Liam walked into the room, kissed his wife, shook Lena’s hand and said, “I just stopped by on my way to the airport. I wanted to tell you I have a line on Siegfried Schultz. The Nazi army records list his address in Scharmassing, Germany.”

“That was the town,” Lena said. “I can’t remember the street, but the paper we pinned on the babies gave Siegfried’s mother’s address in Scharmassing.”

“Dorfstrasse is the name of the street. It’s about sixty miles north of the Munich airport.”

“Are you going there?”

Liam nodded. “I’m going there after I go to Jerusalem. I don’t expect to meet up with Siegfried, but if those babies made their way into Germany, I might be able to find out something.”

Lena shook her head. “No wonder Ben raved about you two.”

“One more thing,” Liam said. “The babies were tossed into the wheat fields on the way from Chrzanów to Gross-Rosen, correct?”

Lena nodded.

“And as I remember the story, the train was moving slowly, right?”

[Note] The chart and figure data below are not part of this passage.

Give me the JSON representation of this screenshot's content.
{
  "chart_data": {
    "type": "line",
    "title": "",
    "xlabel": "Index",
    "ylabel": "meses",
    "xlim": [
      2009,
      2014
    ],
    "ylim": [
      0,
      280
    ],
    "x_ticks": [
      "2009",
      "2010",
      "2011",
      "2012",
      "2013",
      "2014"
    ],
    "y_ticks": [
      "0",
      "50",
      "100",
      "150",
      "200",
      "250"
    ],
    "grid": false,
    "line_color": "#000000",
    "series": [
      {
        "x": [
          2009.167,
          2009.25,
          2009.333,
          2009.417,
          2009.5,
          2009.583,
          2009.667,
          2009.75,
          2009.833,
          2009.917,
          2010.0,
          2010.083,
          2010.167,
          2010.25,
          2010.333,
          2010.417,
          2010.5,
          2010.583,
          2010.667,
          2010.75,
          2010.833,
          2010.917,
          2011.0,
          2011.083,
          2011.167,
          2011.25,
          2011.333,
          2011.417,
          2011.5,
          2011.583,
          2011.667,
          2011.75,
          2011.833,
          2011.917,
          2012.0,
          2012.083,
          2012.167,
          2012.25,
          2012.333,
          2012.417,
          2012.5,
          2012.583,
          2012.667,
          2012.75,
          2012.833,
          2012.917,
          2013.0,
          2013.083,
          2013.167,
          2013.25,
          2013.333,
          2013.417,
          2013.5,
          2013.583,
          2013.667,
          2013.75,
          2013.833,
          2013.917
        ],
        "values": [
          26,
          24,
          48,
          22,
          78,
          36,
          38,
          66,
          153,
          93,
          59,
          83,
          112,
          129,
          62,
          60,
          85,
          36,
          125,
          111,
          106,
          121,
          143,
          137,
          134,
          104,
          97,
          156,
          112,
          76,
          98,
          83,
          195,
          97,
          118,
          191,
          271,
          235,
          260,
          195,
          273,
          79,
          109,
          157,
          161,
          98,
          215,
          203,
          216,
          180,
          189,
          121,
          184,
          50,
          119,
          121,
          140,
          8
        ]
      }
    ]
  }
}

Lena nodded again. “Very slowly. We had just pulled out of a side track and were starting up again.”

“Can you estimate how far you’d gone on your journey from Chrzanów to Gross-Rosen?”

Lena shook her head. “I don’t think so.”

“Think hard, Lena. Had you gone halfway?”

“Yes, more than halfway. We had gone a day and a night, we had that confrontation with the woman, Karolina sat and stared into space for quite a while and then we dressed the babies. Maybe two-thirds of the way.”

“Okay. Good work. I’ll see you guys in a few days.” Liam left and closed the door.

“Do you think he’ll find them?” Lena said excitedly.

“He’s really good at what he does. Nobody better.”